どうあれしばらくはこの拠点を発展させる必要があるのだからやっておくに越したことは無い。ないのだが。
センダイはトウキョウから来ようと思えば来れる距離だ。これがどうにも居心地の悪さを感じてしまう。
何かが起こるとすればトウキョウからだ。
そんなことを考えたからか、小屋妹からの連絡に俺は溜息をつくのを止められなかった。
『なんかセンダイに向かってる二人組がいるらしいよ』
北部の下見をした後、改めて西部のチェックをして気持ち早まった気がする夕暮れに周囲が染まる頃、小屋妹から通信が来ての第一声。
「……それで?」
『なんか片平兄妹に指名依頼した二人組がいたらしいけど、それっぽいんだよね』
「……お前たちか俺らが目的か」
『あーやっぱり? 車見てこっち来たならリーダーじゃない?』
「まあ、そうなるか……」
小屋姉妹に用があるなら片平兄妹に聞いた方が確実で手っ取り早いからな。ただし、逆に言えば小屋姉妹と俺たちの繋がりを知っている人物となる。
「思い当たる人物がいねえ」
『マ? 元群狼とかは?』
「せめて何かヒントが無いと分かんねえ」
『どうだろう? 話した相手自身は女だったみたいだけど、もう一人が依頼人の場合はわかんないよねえ』
「……思い当たる人物がいねえ。あーどうすっかなあ」
『私達が街待機してようか?』
「まあそうするのが確実なんだろうが」
トウキョウからわざわざ来るだと? きっかけは小屋姉妹の車以外にないだろう。誰が知っている? 少なくとも俺個人が取引する相手であった小屋姉妹に関して知己を得るような人間はいなかったように思う。いや、全ての人間関係を抑えていたわけじゃないので言い切れるものではないんだけど。
「むしろお前らの知り合いの研究者やスカベンジャーに俺との付き合いを知っている奴がいたとかは?」
『研究所との付き合いがあったことを知ってはいても、リーダー個人に繋がるようなことは無かったと思うんだけど、どこに目があるか分からない以上確実なことはわかんないや』
「まあそうだよなあ。
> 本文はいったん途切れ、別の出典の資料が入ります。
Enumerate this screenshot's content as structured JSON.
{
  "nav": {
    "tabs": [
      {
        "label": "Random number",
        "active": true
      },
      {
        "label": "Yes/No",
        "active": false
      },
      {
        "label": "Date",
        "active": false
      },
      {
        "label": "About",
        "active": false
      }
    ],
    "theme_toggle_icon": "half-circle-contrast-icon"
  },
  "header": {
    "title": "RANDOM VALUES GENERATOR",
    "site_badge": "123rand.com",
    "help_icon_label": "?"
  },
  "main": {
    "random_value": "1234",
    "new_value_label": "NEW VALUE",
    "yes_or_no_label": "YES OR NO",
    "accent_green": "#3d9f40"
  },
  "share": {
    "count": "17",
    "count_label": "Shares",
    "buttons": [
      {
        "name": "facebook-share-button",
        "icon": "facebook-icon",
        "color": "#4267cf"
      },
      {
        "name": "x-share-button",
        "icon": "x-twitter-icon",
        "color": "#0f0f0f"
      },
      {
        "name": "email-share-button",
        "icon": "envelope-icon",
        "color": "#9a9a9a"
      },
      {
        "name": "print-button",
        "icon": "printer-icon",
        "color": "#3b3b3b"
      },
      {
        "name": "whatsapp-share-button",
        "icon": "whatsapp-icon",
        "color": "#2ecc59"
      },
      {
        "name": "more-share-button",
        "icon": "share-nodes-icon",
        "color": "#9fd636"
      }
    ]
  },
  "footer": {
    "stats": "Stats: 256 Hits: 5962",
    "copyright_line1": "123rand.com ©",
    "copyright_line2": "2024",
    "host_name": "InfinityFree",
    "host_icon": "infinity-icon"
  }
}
来てからでいいや。あ、いや、剣と千聖はまずいかもしれん」
『あーそうだね。群狼に用があるならそうなるか』
知っている奴、ねえ。群狼時代に知り合ったやつで俺と小屋姉妹の関係を知っている奴なんて基本は研究所所属の人間くらいだろう。
あとは群狼フリークの軍関係者の可能性。というか俺個人に注目していたやつ。そんな奴軍にいたか? そんなことしていたらどこかで接触があったと思うのだが。
センダイに来ているトウキョウの分隊やセンダイの師団連中どちらかに連絡がいっていてもいいだろうし違う気がする。
研究所なんてもっと無いだろ。言い方が悪くなるがたった二人の長旅に耐えられるようなタフな人員なんていなかったはずだ。
どうあれ相手がわからなければこちらから打てる手はない。というか見てから対応できるだろう。それこそ原作登場済みの大物キャラクターでなければ何の問題もない。
この時、俺はどうしてこんなことを思ってしまったのか。